L’esclavage avait une fonction économique primordiale. La traite négrière fournissait de la main d’oeuvre à bon marché, soumise par la force, et enrichissait une classe de commerçants. Le tout justifié par des théories inventées pour l’occasion, ou par des récits sur la supposée barbarie sauvage de peuplades dites sous-humaines.

Dans tout crime ou délit les tribunaux considèrent qu’une contrepartie matérielle participe au dédommagement pour le tort subi. Cette contrepartie doit être fondée. Aujourd’hui les tribunaux accordent par principe une indemnité financière pour tort moral pour des agressions physiques, alors même qu’aucun dommage financier n’est démontrable. Il ne peut y avoir d’automatisme dans le dédommagement financier. Le terme même de réparation, dont la valeur est plutôt morale, n’est pas le plus approprié.

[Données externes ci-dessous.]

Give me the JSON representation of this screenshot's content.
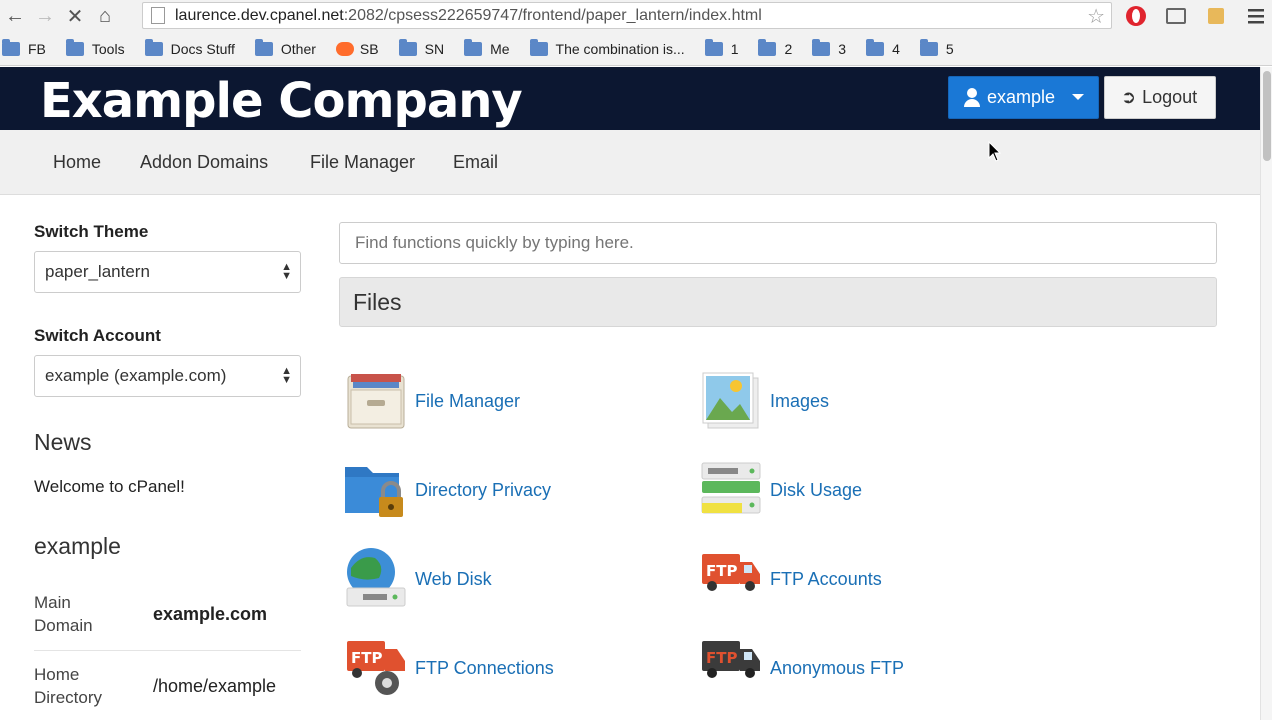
{
  "browser": {
    "url_host": "laurence.dev.cpanel.net",
    "url_rest": ":2082/cpsess222659747/frontend/paper_lantern/index.html",
    "bookmarks": [
      "FB",
      "Tools",
      "Docs Stuff",
      "Other",
      "SB",
      "SN",
      "Me",
      "The combination is...",
      "1",
      "2",
      "3",
      "4",
      "5"
    ]
  },
  "header": {
    "company": "Example Company",
    "user_button": "example",
    "logout_button": "Logout"
  },
  "nav": [
    "Home",
    "Addon Domains",
    "File Manager",
    "Email"
  ],
  "sidebar": {
    "switch_theme_label": "Switch Theme",
    "theme_value": "paper_lantern",
    "switch_account_label": "Switch Account",
    "account_value": "example (example.com)",
    "news_heading": "News",
    "news_text": "Welcome to cPanel!",
    "account_heading": "example",
    "stats": [
      {
        "key": "Main Domain",
        "value": "example.com"
      },
      {
        "key": "Home Directory",
        "value": "/home/example"
      }
    ]
  },
  "main": {
    "search_placeholder": "Find functions quickly by typing here.",
    "section_title": "Files",
    "items": [
      {
        "label": "File Manager",
        "icon": "file-manager-icon"
      },
      {
        "label": "Images",
        "icon": "images-icon"
      },
      {
        "label": "Directory Privacy",
        "icon": "directory-privacy-icon"
      },
      {
        "label": "Disk Usage",
        "icon": "disk-usage-icon"
      },
      {
        "label": "Web Disk",
        "icon": "web-disk-icon"
      },
      {
        "label": "FTP Accounts",
        "icon": "ftp-accounts-icon"
      },
      {
        "label": "FTP Connections",
        "icon": "ftp-connections-icon"
      },
      {
        "label": "Anonymous FTP",
        "icon": "anonymous-ftp-icon"
      }
    ]
  },
  "colors": {
    "brand_bar": "#0c1731",
    "primary_button": "#1a78d6",
    "link": "#1a6fb5"
  }
}
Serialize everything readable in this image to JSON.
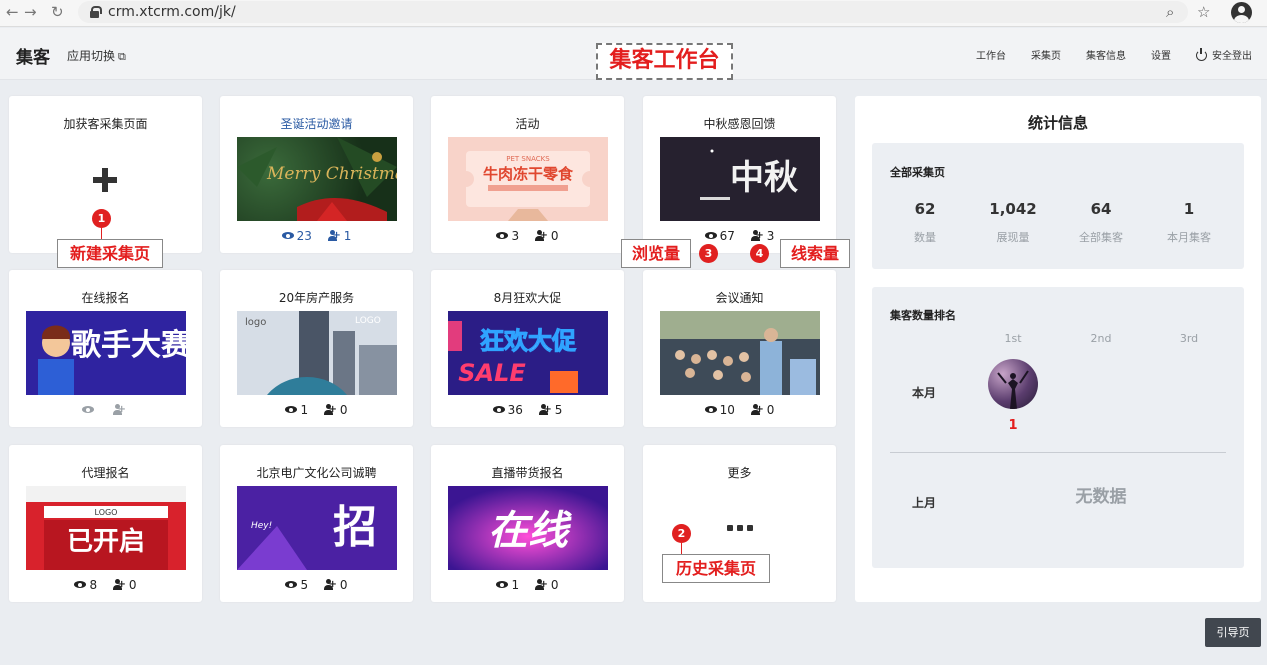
{
  "browser": {
    "url": "crm.xtcrm.com/jk/"
  },
  "header": {
    "brand": "集客",
    "app_switch": "应用切换",
    "nav": [
      "工作台",
      "采集页",
      "集客信息",
      "设置"
    ],
    "logout": "安全登出",
    "title_annotation": "集客工作台"
  },
  "cards": [
    {
      "title": "加获客采集页面",
      "type": "add"
    },
    {
      "title": "圣诞活动邀请",
      "views": "23",
      "leads": "1",
      "thumb_text": "Merry Christmas",
      "style": "link"
    },
    {
      "title": "活动",
      "views": "3",
      "leads": "0",
      "thumb_text": "牛肉冻干零食",
      "thumb_sub": "PET SNACKS"
    },
    {
      "title": "中秋感恩回馈",
      "views": "67",
      "leads": "3",
      "thumb_text": "中秋"
    },
    {
      "title": "在线报名",
      "views": "",
      "leads": "",
      "thumb_text": "歌手大赛"
    },
    {
      "title": "20年房产服务",
      "views": "1",
      "leads": "0",
      "thumb_text": "logo",
      "thumb_sub": "LOGO"
    },
    {
      "title": "8月狂欢大促",
      "views": "36",
      "leads": "5",
      "thumb_text": "狂欢大促",
      "thumb_sub": "SALE"
    },
    {
      "title": "会议通知",
      "views": "10",
      "leads": "0"
    },
    {
      "title": "代理报名",
      "views": "8",
      "leads": "0",
      "thumb_text": "已开启",
      "thumb_sub": "LOGO"
    },
    {
      "title": "北京电广文化公司诚聘",
      "views": "5",
      "leads": "0",
      "thumb_text": "招",
      "thumb_sub": "Hey!"
    },
    {
      "title": "直播带货报名",
      "views": "1",
      "leads": "0",
      "thumb_text": "在线"
    },
    {
      "title": "更多",
      "type": "more"
    }
  ],
  "annotations": [
    {
      "num": "1",
      "label": "新建采集页"
    },
    {
      "num": "2",
      "label": "历史采集页"
    },
    {
      "num": "3",
      "label": "浏览量"
    },
    {
      "num": "4",
      "label": "线索量"
    }
  ],
  "stats": {
    "title": "统计信息",
    "all_pages": {
      "title": "全部采集页",
      "metrics": [
        {
          "value": "62",
          "label": "数量"
        },
        {
          "value": "1,042",
          "label": "展现量"
        },
        {
          "value": "64",
          "label": "全部集客"
        },
        {
          "value": "1",
          "label": "本月集客"
        }
      ]
    },
    "ranking": {
      "title": "集客数量排名",
      "headers": [
        "1st",
        "2nd",
        "3rd"
      ],
      "this_month_label": "本月",
      "this_month_first_count": "1",
      "last_month_label": "上月",
      "no_data": "无数据"
    }
  },
  "guide_button": "引导页",
  "colors": {
    "accent_red": "#e31e1e",
    "link_blue": "#2a5aa3",
    "page_bg": "#eaedf1"
  },
  "icons": [
    "lock-icon",
    "zoom-icon",
    "star-icon",
    "account-icon",
    "external-link-icon",
    "power-icon",
    "eye-icon",
    "user-plus-icon",
    "plus-icon",
    "more-dots-icon"
  ]
}
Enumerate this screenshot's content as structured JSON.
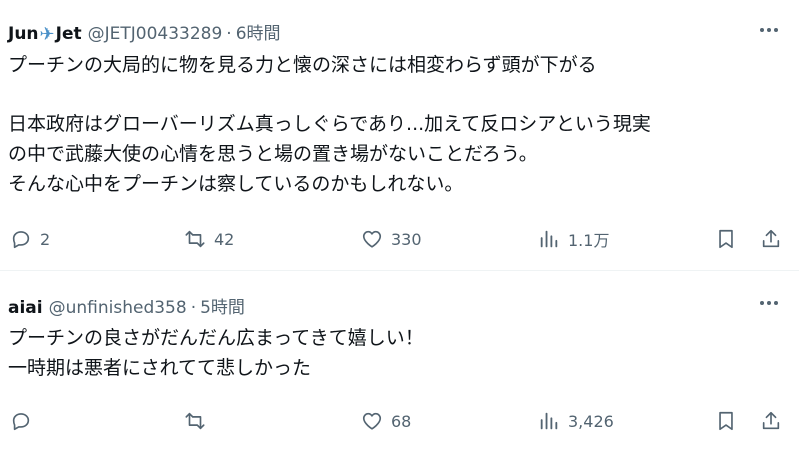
{
  "tweets": [
    {
      "name_part1": "Jun",
      "name_part2": "Jet",
      "handle": "@JETJ00433289",
      "separator": "·",
      "time": "6時間",
      "lines": [
        "プーチンの大局的に物を見る力と懐の深さには相変わらず頭が下がる",
        "",
        "日本政府はグローバーリズム真っしぐらであり...加えて反ロシアという現実",
        "の中で武藤大使の心情を思うと場の置き場がないことだろう。",
        "そんな心中をプーチンは察しているのかもしれない。"
      ],
      "replies": "2",
      "retweets": "42",
      "likes": "330",
      "views": "1.1万"
    },
    {
      "name": "aiai",
      "handle": "@unfinished358",
      "separator": "·",
      "time": "5時間",
      "lines": [
        "プーチンの良さがだんだん広まってきて嬉しい！",
        "一時期は悪者にされてて悲しかった"
      ],
      "replies": "",
      "retweets": "",
      "likes": "68",
      "views": "3,426"
    }
  ],
  "icons": {
    "name_emoji": "airplane-emoji",
    "more": "more-icon",
    "reply": "reply-icon",
    "retweet": "retweet-icon",
    "like": "like-icon",
    "views": "views-icon",
    "bookmark": "bookmark-icon",
    "share": "share-icon"
  },
  "colors": {
    "text": "#0f1419",
    "secondary": "#536471",
    "divider": "#eff3f4"
  }
}
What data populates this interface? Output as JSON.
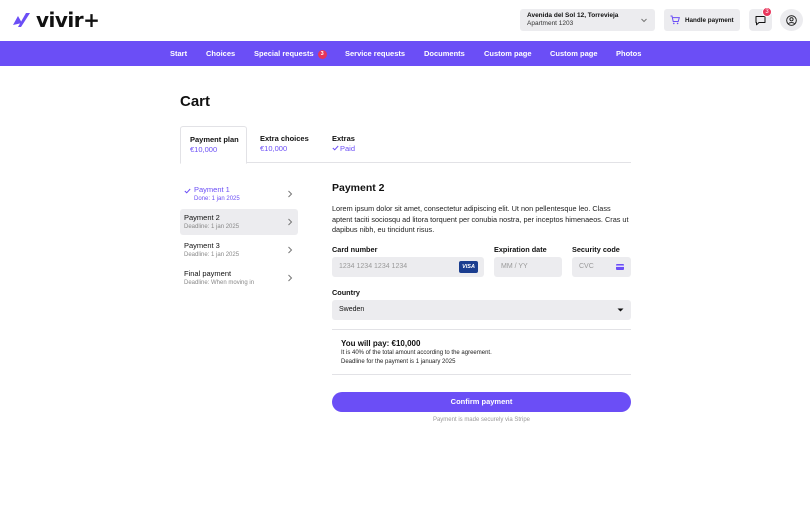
{
  "header": {
    "logo_text": "vivir+",
    "address": {
      "line1": "Avenida del Sol 12, Torrevieja",
      "line2": "Apartment 1203"
    },
    "handle_payment_label": "Handle payment",
    "messages_count": "3"
  },
  "nav": {
    "items": [
      {
        "label": "Start"
      },
      {
        "label": "Choices"
      },
      {
        "label": "Special requests",
        "badge": "3"
      },
      {
        "label": "Service requests"
      },
      {
        "label": "Documents"
      },
      {
        "label": "Custom page"
      },
      {
        "label": "Custom page"
      },
      {
        "label": "Photos"
      }
    ]
  },
  "page": {
    "title": "Cart",
    "tabs": [
      {
        "title": "Payment plan",
        "sub": "€10,000"
      },
      {
        "title": "Extra choices",
        "sub": "€10,000"
      },
      {
        "title": "Extras",
        "sub": "Paid"
      }
    ]
  },
  "steps": [
    {
      "title": "Payment 1",
      "sub": "Done: 1 jan 2025"
    },
    {
      "title": "Payment 2",
      "sub": "Deadline: 1 jan 2025"
    },
    {
      "title": "Payment 3",
      "sub": "Deadline: 1 jan 2025"
    },
    {
      "title": "Final payment",
      "sub": "Deadline: When moving in"
    }
  ],
  "form": {
    "title": "Payment 2",
    "description": "Lorem ipsum dolor sit amet, consectetur adipiscing elit. Ut non pellentesque leo. Class aptent taciti sociosqu ad litora torquent per conubia nostra, per inceptos himenaeos. Cras ut dapibus nibh, eu tincidunt risus.",
    "card_number_label": "Card number",
    "card_number_placeholder": "1234 1234 1234 1234",
    "card_brand": "VISA",
    "expiration_label": "Expiration date",
    "expiration_placeholder": "MM / YY",
    "security_label": "Security code",
    "security_placeholder": "CVC",
    "country_label": "Country",
    "country_value": "Sweden",
    "summary_title": "You will pay: €10,000",
    "summary_line1": "It is 40% of the total amount according to the agreement.",
    "summary_line2": "Deadline for the payment is 1 january 2025",
    "confirm_label": "Confirm payment",
    "secure_note": "Payment is made securely via Stripe"
  },
  "colors": {
    "accent": "#6b4ef6",
    "badge": "#e8345a",
    "field_bg": "#ececef",
    "visa_blue": "#1a3d8f"
  }
}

Faut-il accorder un dédommagement financier aux descendants de l’esclavage? N’y a-t-il pas de prescription? Dans la loi les crimes sont sujets à un délai de prescription. Exception faite pour les crimes contre l’humanité, dont l’esclavage fait partie depuis le procès de Nuremberg en 1945. Ces crimes sont qualifiée d’imprescriptibles.

Mais une nouvelle loi ne peut s’appliquer à des actions qui n’étaient précédemment pas qualifiées de criminelles. Les lois ne sont pas rétroactives. Et quand bien même un Etat ou une institution bancaire privée seraient considérés comme redevables, à partir de quelle date reconnaîtrait-on la responsabilité civile et pénale? En droit pénal un délit cesse d’être poursuivable lors du décès de son auteur. L’Etat n’étant pas une personne, et étant tenu d’assumer les engagements majeurs des anciens dirigeants, devrait-il être poursuivi?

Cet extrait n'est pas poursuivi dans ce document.